The magic happens afterwards, which we can also see because the Python standard library also includes a disassembler:

>>> import dis
>>> dis.dis(compile('a[-1] += a.pop()', '--', 'exec'))
  1           0 LOAD_NAME                0 (a)
              2 LOAD_CONST               0 (-1)
              4 DUP_TOP_TWO
              6 BINARY_SUBSCR
              8 LOAD_NAME                0 (a)
             10 LOAD_METHOD              1 (pop)
             12 CALL_METHOD              0
             14 INPLACE_ADD
             16 ROT_THREE
             18 STORE_SUBSCR
             20 LOAD_CONST               1 (None)
             22 RETURN_VALUE

As can be seen, trying to summarize the evaluation order of augmented assignment as "left-to-right" is just an approximation. Here's what actually happens, as revealed in the virtual machine code above:

  1. The target aggregate and its index are "computed" (lines 0 and 2), and then these two values are duplicated (line 4). (The duplication means that neither the target nor its subscript are evaluated twice.)

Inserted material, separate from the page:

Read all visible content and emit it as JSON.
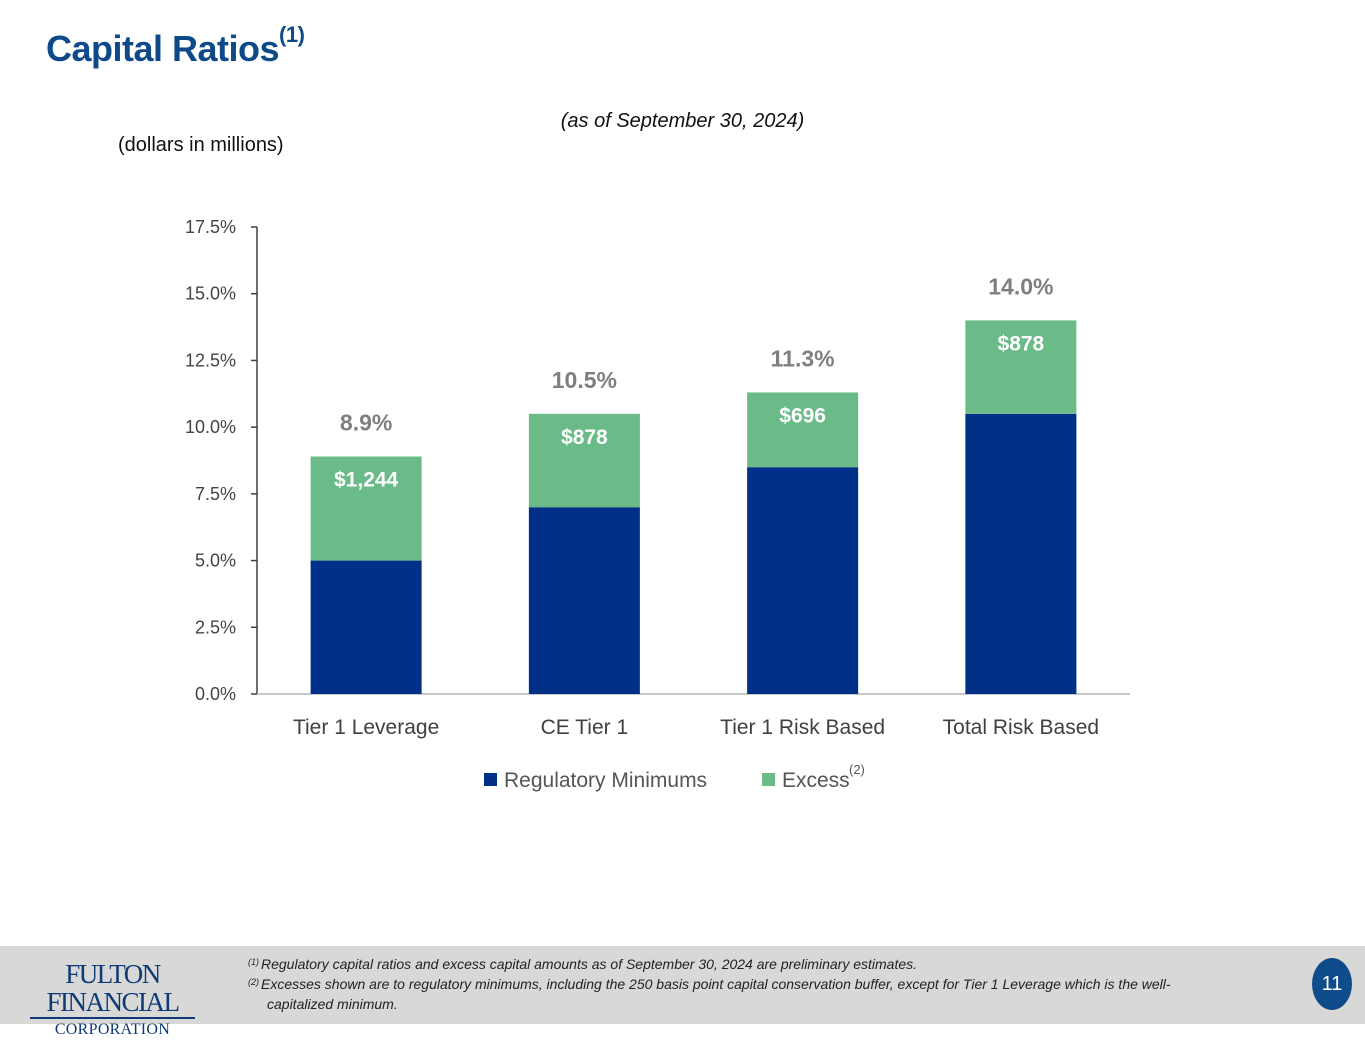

  2. Then the duplicated values are used to lookup the value of the element (line 6). So it's at this point that the value of a[-1] is evaluated.

  3. The right-hand side expression (a.pop()) is then evaluated (lines 8 through 12).

  4. These two values (both 3, in this case) are combined with INPLACE_ADD because this is an ADD augmented assignment. In the case of integers, there's no difference between INPLACE_ADD and ADD, because integers are immutable values. But the compiler doesn't know that the first operand is an integer. a[-1] could be anything, including another list. So it emits an operand which will trigger the use of the __iadd__ method instead of __add__, in case there is a difference.

  5. The original target and subscript, which have been patiently waiting on the stack since step 1, are then used to perform a subscripted store (lines 16 and 18. The subscript is still the subscript computed at line 2, -1. But at this point a[-1] refers to a different element of a. The rotate is needed to get the arguments for into the correct order. Because the normal order of evaluation for assignment is to evaluate the right-hand side first, the virtual machine assumes that the new value will be at the bottom of the stack, followed by the object and its subscript.

  6. Finally, None is returned as the value of the statement.

The precise workings of assignment and augmented assignment statements are documented in the Python reference manual. Another important source of information is the description of the __iadd__ special method. Evaluation (and evaluation order) for augmented assignment operations is sufficiently confusing that there is a Programming FAQ dedicated to it, which is worth reading carefully if you want to understand the exact mechanism.

Interesting though that information is, it's worth adding that writing programs which depend on details of the evaluation order inside an augmented assignment is not conducive to producing readable code. In almost all cases, augmented assignment which relies on non-obvious details of the procedure should be avoided, including statements such as the one that is the target of this question.